Zu Cordelia. Fort! Mir aus den Augen! Sei Friede so mein Grab, als ich von ihr Mein Vaterherz losreiße. - Ruft mir Frankreich! Wer rührt sich? Ruft Burgund! - Ihr, Albany und Cornwall, Zu meiner Töchter Mitgift schlagt dies Dritteil! - Stolz, den sie Gradheit nennt, vermähle sie! - Euch beide kleid ich hier in meine Macht, Vorrang der Würd und allerhöchsten Glanz, Der Majestät umgibt. Wir, nach der Monde Lauf, Mit Vorbehalt allein von hundert Rittern, Die Ihr erhaltet, wohnen dann bei Euch, Nach Ordnung wechselnd. Wir bewahren nur Den Namen und des Königs Ehrenrecht; Die Macht, Verwaltung, Rent und Staatsgewalt, Geliebte Söhn, ist Euer. Des zum Zeugnis Teilt diesen goldnen Reif! Übergibt die Krone.
KENT
Erhabner Lear,
Den ich als meinen König stets geehrt,
Geliebt als Vater und als Herrn begleitet,
Als höchsten Hort einschloß in mein Gebet -
LEAR
Der Bogen ist gespannt, entflieh dem Pfeil!
KENT
Laß ihn nur fliegen, ob die Spitze auch
Mein Herz durchbohrt. Kent sei nur ohne Sitte,
Wenn Lear so toll. Was tust du, alter Mann?
Meinst du, daß Pflicht die Rede scheut, weil Macht
Sich Schmeicheln fügt? Die Ehre fordert Gradheit,
Wenn Könige wie Narren sind. Bleib Herrscher,
Und mit der besten Überlegung hemme
Die frevle Eil. Mit meinem Leben bürg ich,
Die jüngste Tochter liebt dich minder nicht,
Noch ist der ohne Herz, des schwacher Klang
Nicht Hohlheit widertönt.
LEAR
Schweig, Kent, bei deinem Leben!
KENT
Mein Leben galt mir stets nur als ein Pfand,
Zu wagen gegen deinen Feind; gern laß ichs
Für deine Wohlfahrt.
LEAR
Aus den Augen mir!
KENT
Sieh besser, Lear, und laß mich immer bleiben
Der Zielpunkt deines Auges.
LEAR
Nun beim Apoll!
KENT
Nun beim Apollo, König,
Du rufst vergeblich deine Götter an.
LEAR
O Knecht! Aufrührer!
Legt die Hand ans Schwert.
ALBANY und CORNWALL
Teurer Herr, laß ab!
KENT
Tu's, töte deinen Arzt, und gib den Lohn
Der schnöden Krankheit! Nimm zurück die Schenkung,
Sonst, bis der Kehle Kraft versagt zu schrein,
Sag ich dir, du tust Unrecht!
LEAR
Höre mich,
Rebell, bei deiner Lehnspflicht, höre mich!
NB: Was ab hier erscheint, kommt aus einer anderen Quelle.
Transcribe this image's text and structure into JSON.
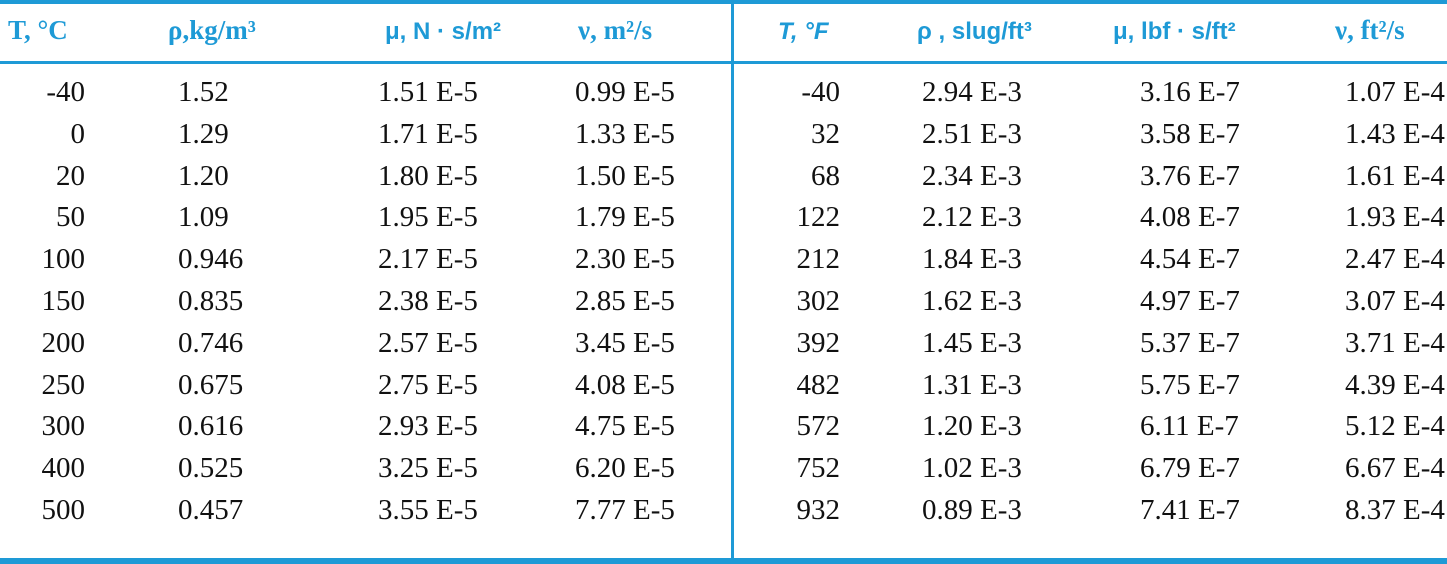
{
  "table": {
    "headers": [
      "T, °C",
      "ρ,kg/m³",
      "μ, N · s/m²",
      "ν, m²/s",
      "T, °F",
      "ρ , slug/ft³",
      "μ, lbf · s/ft²",
      "ν, ft²/s"
    ],
    "rows": [
      [
        "-40",
        "1.52",
        "1.51 E-5",
        "0.99 E-5",
        "-40",
        "2.94 E-3",
        "3.16 E-7",
        "1.07 E-4"
      ],
      [
        "0",
        "1.29",
        "1.71 E-5",
        "1.33 E-5",
        "32",
        "2.51 E-3",
        "3.58 E-7",
        "1.43 E-4"
      ],
      [
        "20",
        "1.20",
        "1.80 E-5",
        "1.50 E-5",
        "68",
        "2.34 E-3",
        "3.76 E-7",
        "1.61 E-4"
      ],
      [
        "50",
        "1.09",
        "1.95 E-5",
        "1.79 E-5",
        "122",
        "2.12 E-3",
        "4.08 E-7",
        "1.93 E-4"
      ],
      [
        "100",
        "0.946",
        "2.17 E-5",
        "2.30 E-5",
        "212",
        "1.84 E-3",
        "4.54 E-7",
        "2.47 E-4"
      ],
      [
        "150",
        "0.835",
        "2.38 E-5",
        "2.85 E-5",
        "302",
        "1.62 E-3",
        "4.97 E-7",
        "3.07 E-4"
      ],
      [
        "200",
        "0.746",
        "2.57 E-5",
        "3.45 E-5",
        "392",
        "1.45 E-3",
        "5.37 E-7",
        "3.71 E-4"
      ],
      [
        "250",
        "0.675",
        "2.75 E-5",
        "4.08 E-5",
        "482",
        "1.31 E-3",
        "5.75 E-7",
        "4.39 E-4"
      ],
      [
        "300",
        "0.616",
        "2.93 E-5",
        "4.75 E-5",
        "572",
        "1.20 E-3",
        "6.11 E-7",
        "5.12 E-4"
      ],
      [
        "400",
        "0.525",
        "3.25 E-5",
        "6.20 E-5",
        "752",
        "1.02 E-3",
        "6.79 E-7",
        "6.67 E-4"
      ],
      [
        "500",
        "0.457",
        "3.55 E-5",
        "7.77 E-5",
        "932",
        "0.89 E-3",
        "7.41 E-7",
        "8.37 E-4"
      ]
    ]
  }
}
Weil du zum Wortbruch Uns verleiten wolltest,
Den Wir noch nie gewagt, und stolz verwegen
Dich drängtest zwischen Unsern Spruch und Thron,
Was Unser Blut und Rang nicht dulden darf,
Wenn Unsre Macht bewährt, nimm deinen Lohn:
Fünf Tage gönnen Wir, dich zu versehn
Mit Schirmung vor des Lebens Ungemach;
Am sechsten kehrst du den verhaßten Rücken
Dem Königreich, und weilt am zehnten Tag
In Unserm Lande dein verbannter Leib,
So ists dein Tod. Fort nun! Bei Jupiter,
Dies widerruf ich nicht!
KENT
So leb denn wohl, Fürst! Zeigst du so dich, Lear,
Lebt Freiheit auswärts und Verbannung hier. -
Zu Cordelia. Dir, Jungfrau, sein die Götter mächtiger Hort, Die richtig denkt und sprach das rechte Wort. - Zu Goneril und Regan. Eur breites Reden mög die Tat bewähren, Und Liebeswort willkommne Frucht gebären! - [Zu den Herzogen. ] Fahrt wohl, Kent muß zum Abschied nun sich wenden, Im neuen Land den alten Lauf vollenden. Er geht ab. Trompetenstoß. Gloster kommt zurück mit Frankreich, Burgund und Gefolge.